Volvocine algae require vitamin B_{12}, and most require a light source for photosynthesis. A few taxa, such as Volvulina steinii can grow in the dark provided there is a carbon source such as acetate.

The ecology of volvocine algae has been little-studied. The colonies and zygotes of volvocine algae are eaten by many different freshwater organisms, such as ciliates, worms, rotifers, amoebae, arthropods, and fish. There is some evidence that colonies can swim downwards and sit still within particulate matter, effectively camouflaging themselves.

==Evolution and taxonomy==
The family Volvocaceae is monophyletic. Volvocine algae, including the taxa Tetrabaenaceae, Goniaceae and Chlamydomonas, are well-studied for their transitions between multicellularity. Unlike most multicellular lineages (such as animals and land plants) whose transition from unicellularity to multicellularity was long ago, Volvocaceae and their multicellular relatives diverged relatively recently from the unicellular Chlamydomonas reinhardtii. The exact timing is unclear: some studies find that the divergence occurred about 50 million to 200 million years ago, while others find that Volvocaceae as a lineage emerged earlier, around the Triassic period.

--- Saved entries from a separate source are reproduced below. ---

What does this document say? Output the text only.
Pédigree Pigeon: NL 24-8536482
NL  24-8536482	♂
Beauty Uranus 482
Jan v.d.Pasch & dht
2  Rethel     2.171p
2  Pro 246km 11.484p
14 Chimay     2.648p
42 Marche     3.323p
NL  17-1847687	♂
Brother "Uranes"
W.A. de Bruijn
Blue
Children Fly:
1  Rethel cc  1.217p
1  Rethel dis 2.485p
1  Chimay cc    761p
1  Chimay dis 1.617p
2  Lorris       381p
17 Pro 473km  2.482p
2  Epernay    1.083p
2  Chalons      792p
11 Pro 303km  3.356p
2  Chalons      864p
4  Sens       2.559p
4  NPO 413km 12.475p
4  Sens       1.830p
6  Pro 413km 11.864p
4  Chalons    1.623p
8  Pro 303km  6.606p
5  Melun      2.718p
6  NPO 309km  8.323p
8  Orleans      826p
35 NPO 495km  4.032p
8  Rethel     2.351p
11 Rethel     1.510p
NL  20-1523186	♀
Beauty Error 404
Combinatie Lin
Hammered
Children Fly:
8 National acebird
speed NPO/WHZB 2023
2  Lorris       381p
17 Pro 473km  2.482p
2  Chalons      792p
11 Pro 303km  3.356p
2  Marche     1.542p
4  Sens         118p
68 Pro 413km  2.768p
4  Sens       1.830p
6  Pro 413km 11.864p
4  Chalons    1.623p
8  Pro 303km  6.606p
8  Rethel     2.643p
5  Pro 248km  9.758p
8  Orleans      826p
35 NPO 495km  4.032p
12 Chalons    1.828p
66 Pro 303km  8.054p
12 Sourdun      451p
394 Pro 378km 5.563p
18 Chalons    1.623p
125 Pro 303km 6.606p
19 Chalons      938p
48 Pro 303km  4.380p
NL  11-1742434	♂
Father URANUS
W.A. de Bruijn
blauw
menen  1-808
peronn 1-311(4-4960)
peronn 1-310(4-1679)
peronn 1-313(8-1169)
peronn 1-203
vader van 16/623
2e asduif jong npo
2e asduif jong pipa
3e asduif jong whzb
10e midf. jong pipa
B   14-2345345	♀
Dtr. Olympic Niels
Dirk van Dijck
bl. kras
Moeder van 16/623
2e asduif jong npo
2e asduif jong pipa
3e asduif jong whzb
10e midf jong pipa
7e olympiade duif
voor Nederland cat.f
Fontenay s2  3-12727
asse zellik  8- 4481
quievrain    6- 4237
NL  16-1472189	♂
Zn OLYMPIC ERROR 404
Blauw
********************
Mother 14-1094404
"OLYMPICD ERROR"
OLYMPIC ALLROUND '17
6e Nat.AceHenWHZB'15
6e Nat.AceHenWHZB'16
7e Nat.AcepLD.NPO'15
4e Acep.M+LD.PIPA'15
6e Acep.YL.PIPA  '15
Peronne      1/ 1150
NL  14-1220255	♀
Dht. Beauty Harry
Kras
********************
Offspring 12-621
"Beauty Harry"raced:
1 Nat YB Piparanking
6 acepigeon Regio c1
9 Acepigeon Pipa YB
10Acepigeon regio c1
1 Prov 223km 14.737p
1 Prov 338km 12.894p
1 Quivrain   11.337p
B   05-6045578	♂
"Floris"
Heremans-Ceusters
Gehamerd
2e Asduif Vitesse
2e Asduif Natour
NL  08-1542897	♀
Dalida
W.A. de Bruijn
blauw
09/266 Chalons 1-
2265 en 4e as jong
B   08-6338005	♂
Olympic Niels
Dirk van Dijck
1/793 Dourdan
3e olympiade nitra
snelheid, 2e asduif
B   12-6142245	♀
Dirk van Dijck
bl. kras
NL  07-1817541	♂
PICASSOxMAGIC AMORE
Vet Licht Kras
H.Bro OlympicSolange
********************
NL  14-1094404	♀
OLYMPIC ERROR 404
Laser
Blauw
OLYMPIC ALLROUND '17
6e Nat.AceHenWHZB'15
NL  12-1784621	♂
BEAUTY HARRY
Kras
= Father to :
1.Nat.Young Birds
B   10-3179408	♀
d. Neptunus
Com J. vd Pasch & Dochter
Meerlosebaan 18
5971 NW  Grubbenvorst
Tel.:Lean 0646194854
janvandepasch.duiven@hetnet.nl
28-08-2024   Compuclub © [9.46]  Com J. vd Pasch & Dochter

Natural selection is thought to be a driving force behind the evolution, such as becoming bigger to escape predation.

The developmental biologist David L. Kirk hypothesized that multicellularity in Volvocaceae would arise through a number of smaller transitions. This roadmap, called the "12-Step Program", was largely confirmed by genomic data, but it was also found that convergent evolution is very common. Genera within Volvocaceae have been defined based on morphological characters such as the number and shape of cells, the spacing between the cells, number of pyrenoids, and mode of sexual reproduction. However, it is known that many of these genera are polyphyletic or paraphyletic.

===Phylogeny===
Phylogenomic studies suggest the following relationships (not all genera and species are included):

===Fossils===
In general, fossils of algae are rare because they lack hard structures, and therefore quickly decompose after death. There are a few microfossils that may have affinities to volvocalean algae, such as Eovolvox, which consists of hollow spherules with a surface lined with closely spaced cells. However, the taxonomic placement of these fossils is mostly unclear.